Em todo processo de maturação sobre um tema de forte impacto para a sociedade deve-se fomentar o debate qualificado de forma ampla e aberta. Algo a ser feito por todos os atores envolvidos na temática pretendida alcançar. Não se pode achar que um único indivíduo estará com a melhor percepção dos fatos entre todas as interpretações possíveis. Quem acha que tudo sabe sempre erra em tudo porque nunca ouve ninguém.
A discussão, registra os bens sucedidos exemplos históricos, é fundamental ao fortalecimento das democracias. No caso do projeto denominado “Pacote Anticrime”, proposto pelo governo federal, não se está diante de discussão limitada ao ministro da Justiça e tampouco de forma isolada à Advocacia, à Magistratura ou ao Ministério Público. Todos os integrantes do sistema de Justiça, que todos os dias trabalharão com as questões afetas aos temas do referido projeto, devem ser ouvidos.
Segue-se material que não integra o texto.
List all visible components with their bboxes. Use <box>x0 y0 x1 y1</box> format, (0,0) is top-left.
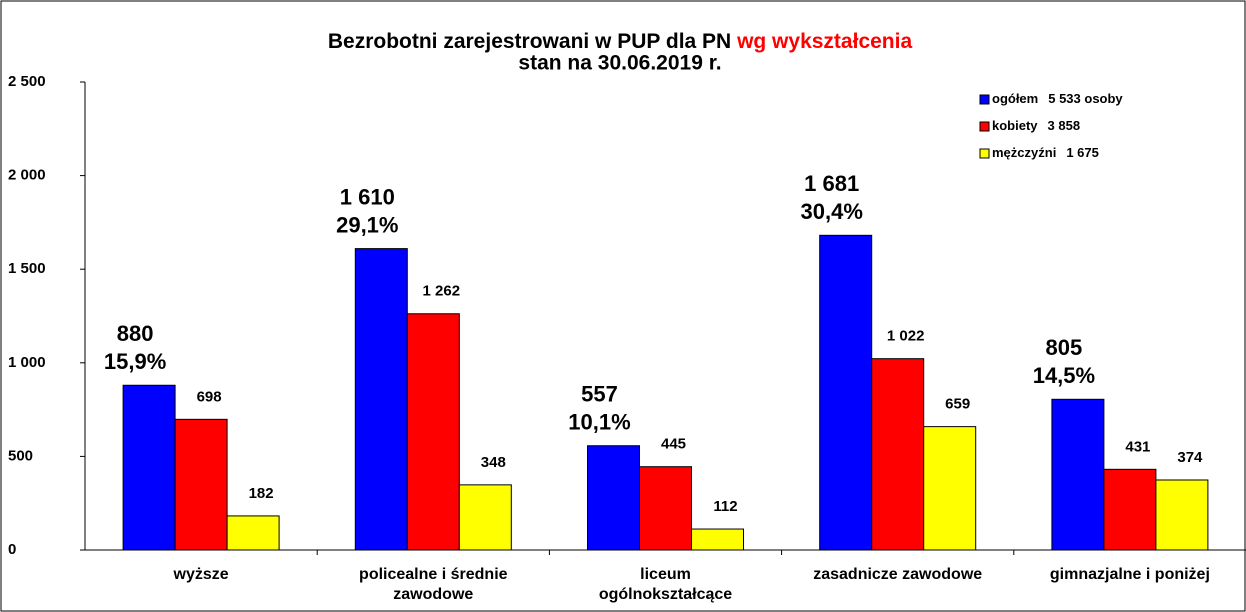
share-label: 29,1% <box>336 212 398 237</box>
bar <box>871 358 925 551</box>
bar <box>1103 468 1157 551</box>
bar <box>458 484 512 551</box>
value-label: 1 022 <box>887 328 925 345</box>
bar <box>639 466 692 551</box>
value-label: 805 <box>1046 335 1083 360</box>
value-label: 374 <box>1177 449 1203 466</box>
value-label: 348 <box>481 454 506 471</box>
x-tick-label: liceum <box>640 566 691 583</box>
bar <box>174 418 228 551</box>
value-label: 698 <box>197 388 222 405</box>
value-label: 880 <box>117 321 154 346</box>
value-label: 1 681 <box>804 171 859 196</box>
title-main: Bezrobotni zarejestrowani w PUP dla PN <box>328 30 731 53</box>
value-label: 431 <box>1125 438 1150 455</box>
y-tick-label: 500 <box>8 447 33 464</box>
value-label: 1 262 <box>423 283 461 300</box>
y-tick-label: 1 000 <box>8 354 46 371</box>
value-label: 182 <box>249 485 274 502</box>
legend-total: 1 675 <box>1066 145 1099 160</box>
share-label: 15,9% <box>104 349 166 374</box>
share-label: 30,4% <box>801 199 863 224</box>
legend-swatch <box>979 121 990 132</box>
value-label: 557 <box>581 382 618 407</box>
bar <box>226 515 280 551</box>
x-tick-label: zawodowe <box>393 586 473 603</box>
x-tick-label: ogólnokształcące <box>599 586 732 603</box>
chart-subtitle: stan na 30.06.2019 r. <box>518 52 721 75</box>
value-label: 659 <box>945 396 970 413</box>
share-label: 10,1% <box>568 410 630 435</box>
legend-label: kobiety 3 858 <box>992 118 1080 133</box>
bar <box>354 248 408 551</box>
value-label: 1 610 <box>340 184 395 209</box>
legend-label: mężczyźni 1 675 <box>992 145 1099 160</box>
y-tick-label: 2 500 <box>8 73 46 90</box>
x-tick-label: wyższe <box>173 566 229 583</box>
value-label: 445 <box>661 436 686 453</box>
title-highlight: wg wykształcenia <box>736 30 912 53</box>
bar <box>1155 479 1209 551</box>
bar <box>819 234 873 551</box>
bar <box>1051 398 1105 551</box>
y-tick-label: 1 500 <box>8 260 46 277</box>
x-tick-label: zasadnicze zawodowe <box>813 566 982 583</box>
share-label: 14,5% <box>1033 363 1095 388</box>
legend-total: 3 858 <box>1048 118 1081 133</box>
bar <box>406 313 460 551</box>
bar <box>923 426 977 551</box>
x-tick-label: policealne i średnie <box>359 566 508 583</box>
bar <box>691 528 744 551</box>
legend-name: mężczyźni <box>992 145 1056 160</box>
legend-name: ogółem <box>992 91 1038 106</box>
chart-title: Bezrobotni zarejestrowani w PUP dla PN w… <box>328 30 913 53</box>
legend-total: 5 533 osoby <box>1048 91 1123 106</box>
bar <box>587 445 640 551</box>
y-tick-label: 2 000 <box>8 167 46 184</box>
legend-name: kobiety <box>992 118 1038 133</box>
bar <box>122 384 176 551</box>
value-label: 112 <box>713 498 737 515</box>
x-tick-label: gimnazjalne i poniżej <box>1050 566 1210 583</box>
legend-label: ogółem 5 533 osoby <box>992 91 1123 106</box>
legend-swatch <box>979 94 990 105</box>
y-tick-label: 0 <box>8 541 16 558</box>
legend-swatch <box>979 148 990 159</box>
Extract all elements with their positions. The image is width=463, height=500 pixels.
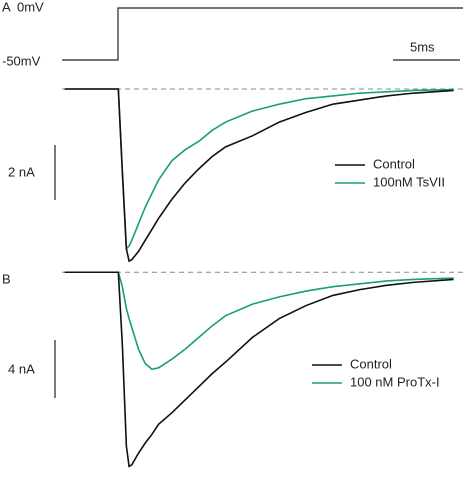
panel-label: B bbox=[2, 271, 11, 286]
trace bbox=[64, 271, 454, 371]
voltage-protocol bbox=[62, 7, 463, 61]
voltage-label: -50mV bbox=[2, 53, 41, 68]
legend-label: Control bbox=[350, 356, 392, 371]
legend-label: Control bbox=[373, 156, 415, 171]
trace bbox=[64, 88, 454, 263]
voltage-label: 0mV bbox=[17, 0, 44, 14]
trace bbox=[64, 271, 454, 468]
legend-label: 100nM TsVII bbox=[373, 174, 445, 189]
panel-label: A bbox=[2, 0, 11, 14]
current-scale-label: 4 nA bbox=[8, 361, 35, 376]
legend-label: 100 nM ProTx-I bbox=[350, 374, 440, 389]
time-scale-label: 5ms bbox=[410, 39, 435, 54]
current-scale-label: 2 nA bbox=[8, 164, 35, 179]
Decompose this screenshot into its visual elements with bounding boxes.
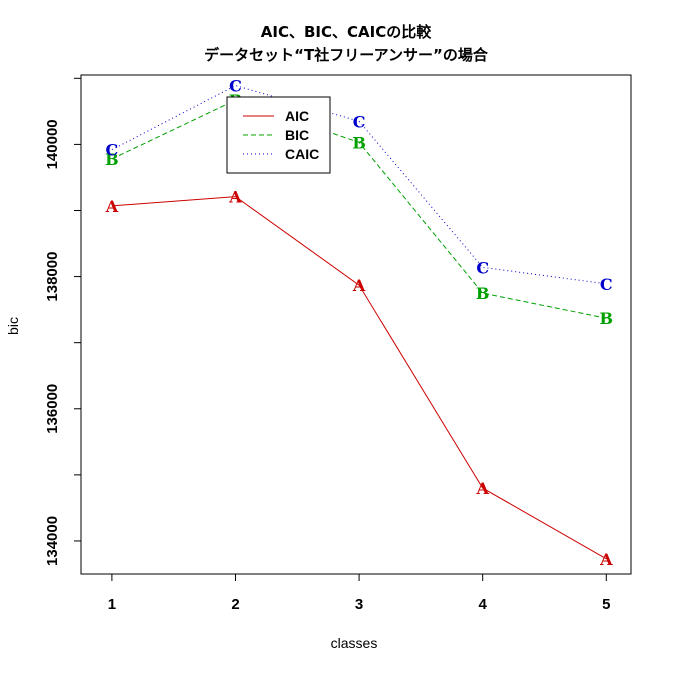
y-tick-label: 140000 xyxy=(44,119,61,169)
data-point-aic: A xyxy=(475,479,489,498)
x-tick-label: 2 xyxy=(231,596,239,613)
chart-subtitle: データセット“T社フリーアンサー”の場合 xyxy=(204,46,489,64)
y-tick-label: 134000 xyxy=(44,516,61,566)
data-point-bic: B xyxy=(600,309,614,328)
data-point-caic: C xyxy=(106,141,119,160)
legend: AIC BIC CAIC xyxy=(226,96,331,174)
data-point-aic: A xyxy=(228,188,242,207)
series-line-bic xyxy=(111,99,607,319)
data-point-caic: C xyxy=(229,77,242,96)
data-point-aic: A xyxy=(599,550,613,569)
series-line-caic xyxy=(111,85,607,285)
data-point-caic: C xyxy=(353,112,366,131)
axes: 1 2 3 4 5 134000 136000 138000 140000 xyxy=(44,77,610,613)
data-point-bic: B xyxy=(105,150,119,169)
data-point-aic: A xyxy=(105,197,119,216)
chart-title: AIC、BIC、CAICの比較 xyxy=(261,23,432,41)
series-line-aic xyxy=(111,196,607,560)
y-tick-label: 138000 xyxy=(44,252,61,302)
x-axis-label: classes xyxy=(331,635,378,651)
legend-label-caic: CAIC xyxy=(285,146,319,162)
data-point-bic: B xyxy=(352,133,366,152)
series-group: AAAAABBBBBCCCCC xyxy=(105,77,613,569)
legend-label-bic: BIC xyxy=(285,127,309,143)
x-tick-label: 1 xyxy=(108,596,116,613)
y-tick-label: 136000 xyxy=(44,384,61,434)
data-point-aic: A xyxy=(352,276,366,295)
legend-label-aic: AIC xyxy=(285,108,309,124)
data-point-caic: C xyxy=(600,275,613,294)
x-tick-label: 4 xyxy=(479,596,488,613)
x-tick-label: 3 xyxy=(355,596,363,613)
y-axis-label: bic xyxy=(5,317,21,335)
data-point-bic: B xyxy=(476,284,490,303)
data-point-caic: C xyxy=(476,258,489,277)
x-tick-label: 5 xyxy=(602,596,610,613)
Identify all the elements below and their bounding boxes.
Foi nesse contexto que a Advocacia paulista trabalhou para oferecer à sociedade e ao Congresso Nacional a sua leitura do indicado projeto. Fizemos isso porque acreditamos vivamente no aperfeiçoamento das discussões por meio dos grandes debates. Na Audiência Pública realizada pela OAB São Paulo, que materializou discussões de toda a sociedade que lá participou, tivemos a oportunidade de colher informações, subsídios e posições para a posterior apreciação pelo Conselho Secional. Assim é que, em cumprimento ao seu papel de defesa da Constituição e da ordem jurídica do Estado Democrático de Direito, a Seção São Paulo da Ordem dos Advogados do Brasil emitiu enunciados por meio dos quais encaminhou aos integrantes do Poder Legislativo Federal o seu pensamento sobre a proposta do governo federal alusiva ao “Pacote Anticrime”.
Nos enunciados a que deu origem, a Secional registrou que não considera as propostas do dito “Pacote Anticrime” como um projeto verdadeiramente de Segurança Pública, mas apenas como um veículo de alteração legislativa penal e processual penal, com foco equivocado no recrudescimento da legislação e na proposição de maior encarceramento.
Se o que queremos é a busca de melhorias no âmbito da segurança pública, nós precisamos entender e compreender adequadamente qual é o papel do Estado e quais são as ações efetivas que dele se espera, aspectos que este projeto não tocou. O aparelhamento adequado e a melhor remuneração das forças públicas e a busca de educação de forma mais eficaz devem fazer parte de uma visão mais responsável para a convivência de todos. Infelizmente são questões que passaram ao largo de um pacote que pretendeu discutir segurança pública, que partiu apenas e tão somente da premissa do endurecimento da legislação penal. Veja-se que, no mundo inteiro, é consenso que a legislação penal mais severa, por si só, não soluciona a questão da segurança pública na sociedade contemporânea.
São vários os pontos que merecem reavaliação e aprofundamento dos debates. Talvez aquele que tenha dado mais discussão, é o que envolve uma tentativa de dar uma roupagem diferente à legítima defesa quando do exercício das atividades pelos integrantes das forças públicas. Nós não podemos desconhecer a força do Estado. O Judiciário é o Poder destinado para analisar a situação concreta, se houve ou não excessos. O Estado não pode tudo, por isso suas ações encontram limite na lei e não no subjetivismo de cada um dos seus agentes. É absolutamente perigoso o estabelecimento de regras que dão ênfase exclusivamente ao ponto de vista dos agentes estatais, porque elas certamente dificultarão ao Poder Judiciário a punição dos excessos.
Incomoda-nos a preocupação de algumas autoridades em querer afastar uma lei que proíbe e que combate e pune o abuso. A autoridade consciente quanto à sua função e ao seu dever não tem medo de qualquer legislação que coíbe o abuso, porque sabe estar exercendo o seu papel sem qualquer açodamento ou atropelo, cumprindo, portanto, abalizadamente as metas traçadas pela sua consciência e nos limites adequados impostos pela lei.
Por isso, nós sempre reiteramos que a OAB SP defenderá o cumprimento da lei. Quem se desvia dos caminhos da lei deve merecer a punição nela estabelecida, mas é preciso discutir com a sociedade brasileira qual é a lei que queremos. E a lei que queremos não pode estar na vontade de um único indivíduo. Afinal de contas, o debate qualificado e transparente sempre foi a pedra de toque para a origem de regras mais adequadas.